L'Istituto Italiano di Tecnologia ha realizzato una retina artificiale che potrebbe segnare la svolta per chi soffre di retinopatie

Fonte: Pixabay

Una ricerca italiana sembra portare nuove speranze a tutti coloro che soffrono per patologie invalidanti della retina. L’Istituto Italiano di Tecnologia (IIT) di Genova, coadiuvato dal Centro di Neuroscienze e Tecnologie Sinaptiche (NSYN) e dal Centro di Nanoscienze e Tecnologie di Milano (CNST), ha sviluppato una retina artificiale in polimeri organici da cui sono arrivate risposte importanti dopo la prima sperimentazione su cavie animali.

Entro il 2017, la nuova tecnologia sviluppata dal team di ricercatori supervisionato dal Prof. Fabio Benfenati dovrebbe essere testata anche sull’essere umano. I risultati attuali dimostrano che la nuova retina artificiale comporta vantaggi maggiori rispetto ai modelli attualmente in uso, sia per le prestazioni sia per quanto riguarda la tollerabilità.

I vantaggi della retina sviluppata dall’IIT rispetto ai metodi già utilizzati

Le prestazioni della retina appena sviluppata dai ricercatori italiani sembrano portare una buona dose di ottimismo. Il Prof. Benfenati sottolinea che le cavie sottoposte all’intervento di sostituzione della retina hanno dimostrato da subito la capacità di orientarsi verso la luce. Inoltre, la protesi ha ristabilito il riflesso pupillare e i soggetti hanno mostrato risposte corticali elettriche e metaboliche agli stimoli luminosi, nonché la capacità di discriminazione spaziale.

Rispetto ai modelli preesistenti, la nuova retina è: altamente tollerabile (cioè accettata dall’organismo di un più alto numero di soggetti); dura più a lungo e non necessita di energia esterna per funzionare (è autonoma).

Tempi per la sperimentazione sull’essere umano

Ovviamente, la bontà di questi risultati potrà avere conferma solo dopo un primo periodo di prova sperimentale sulla retina degli esseri umani. Entro un anno dalle prime protesi, si saprà se la tecnologia segna la svolta per risoluzione delle patologie retiniche invalidanti.

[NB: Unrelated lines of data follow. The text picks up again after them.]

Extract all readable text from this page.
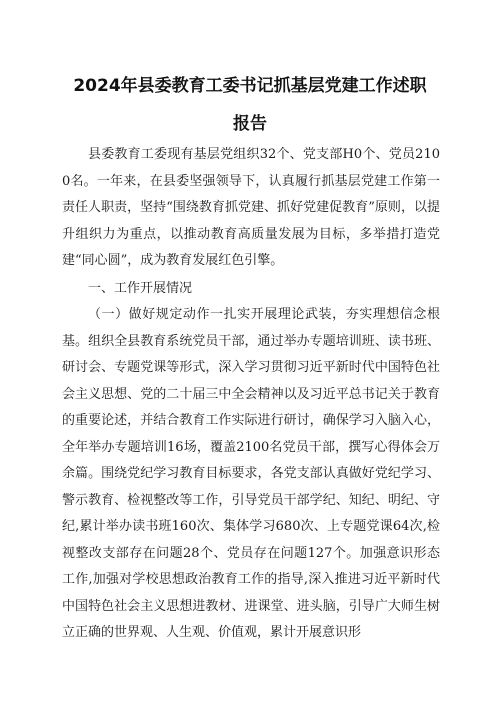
2024年县委教育工委书记抓基层党建工作述职
报告

县委教育工委现有基层党组织32个、党支部H0个、党员2100名。一年来，在县委坚强领导下，认真履行抓基层党建工作第一责任人职责，坚持“围绕教育抓党建、抓好党建促教育”原则，以提升组织力为重点，以推动教育高质量发展为目标，多举措打造党建“同心圆”，成为教育发展红色引擎。

一、工作开展情况

（一）做好规定动作一扎实开展理论武装，夯实理想信念根基。组织全县教育系统党员干部，通过举办专题培训班、读书班、研讨会、专题党课等形式，深入学习贯彻习近平新时代中国特色社会主义思想、党的二十届三中全会精神以及习近平总书记关于教育的重要论述，并结合教育工作实际进行研讨，确保学习入脑入心，全年举办专题培训16场，覆盖2100名党员干部，撰写心得体会万余篇。围绕党纪学习教育目标要求，各党支部认真做好党纪学习、警示教育、检视整改等工作，引导党员干部学纪、知纪、明纪、守纪,累计举办读书班160次、集体学习680次、上专题党课64次,检视整改支部存在问题28个、党员存在问题127个。加强意识形态工作,加强对学校思想政治教育工作的指导,深入推进习近平新时代中国特色社会主义思想进教材、进课堂、进头脑，引导广大师生树立正确的世界观、人生观、价值观，累计开展意识形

Grazia Pertile, direttore del Dipartimento di Oftalmologia dell’Ospedale Sacro Cuore Don Calabria di Negrar, spiega: «Speriamo di riuscire a replicare sull’uomo gli eccellenti risultati ottenuti su modelli animali. L’obiettivo è quello di ripristinare parzialmente la vista in pazienti resi ciechi dalla degenerazione dei fotorecettori che si verifica in numerose malattie genetiche della retina, come ad esempio la retinite pigmentosa. Contiamo di poter effettuare la prima sperimentazione sull’uomo nella seconda metà di quest’anno e raccogliere i risultati preliminari nel corso del 2018»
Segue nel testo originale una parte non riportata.